La principale attività che Zochrot propone per diffondere una conoscenza ed una consapevolezza collettiva è l’organizzazione di visite per palestinesi ed ebrei israeliani ai villaggi palestinesi distrutti da Israele nel 1948. «Ci sono tracce che nessuno può cancellare e che rimarranno per sempre vive a testimoniare le tragedie del passato» racconta Abdallah, un giovane palestinese di Gerusalemme che ha preso parte a un tour di Zochrot a Lifta, uno dei pochi villaggi palestinesi le cui rovine si sono conservate fino ad oggi. Lifta sorge in una verde vallata, silenziosa e tranquilla, a pochi minuti dalla stazione centrale degli autobus di Gerusalemme Ovest. È sufficiente percorrere un breve sentiero che scende ripido nella valle per scoprire una sorta di mondo parallelo, originale e genuino, lontano dal caos e dal rumore sovrastanti. Nel 1948 le forze sioniste uccisero alcuni residenti e costrinsero alla fuga tutti i 3.000 abitanti del villaggio. Da quel momento ai palestinesi non è più stato permesso tornare a vivere nelle case dei loro nonni e le generazioni successive sono cresciute, da profughi, in Israele, Palestina e Giordania. Oggi nelle rovine delle case ancora intatte vivono alcune famiglie di ebrei israeliani e la suggestiva fonte del villaggio è diventata un luogo sacro per gli ebrei ortodossi.
«I miei nonni vivevano qui, questa era la loro terra» continua Abdallah. «Ogni volta che vengo a visitare Lifta, entro nella casa che sarebbe dovuta essere mia e cerco di immaginare come poteva essere la vita in questo meraviglioso posto: mi affaccio alla finestra, ascolto il cinguettio degli uccelli e il fruscio del vento, contemplo la natura e mi perdo nella bellezza e nel silenzio del luogo».
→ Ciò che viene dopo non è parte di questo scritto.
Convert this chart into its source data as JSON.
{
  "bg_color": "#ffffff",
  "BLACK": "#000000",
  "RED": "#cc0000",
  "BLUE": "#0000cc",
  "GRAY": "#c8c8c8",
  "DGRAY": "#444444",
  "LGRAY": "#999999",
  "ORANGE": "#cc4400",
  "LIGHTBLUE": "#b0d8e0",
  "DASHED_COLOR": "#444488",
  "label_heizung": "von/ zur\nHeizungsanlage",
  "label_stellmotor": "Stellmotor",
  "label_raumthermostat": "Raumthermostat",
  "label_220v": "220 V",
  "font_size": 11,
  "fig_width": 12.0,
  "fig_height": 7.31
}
Amer ha deciso di partecipare al tour di Zochrot perché crede nell’importanza del dialogo, dialogo che può partire solamente dalla conoscenza, dalla memoria, dal riconoscimento dell’altro. «Non ci potrà mai essere né collaborazione né cooperazione con quegli ebrei israeliani che non riconoscono la catastrofe palestinese del 1948», spiega. «Si tratta di una delle questioni più spinose di questo conflitto che dura da quasi 65 anni. E tramite Zochrot ho trovato una via per raccontare a centinaia di ebrei israeliani la mia storia, che è la storia del popolo palestinese» conclude Amer.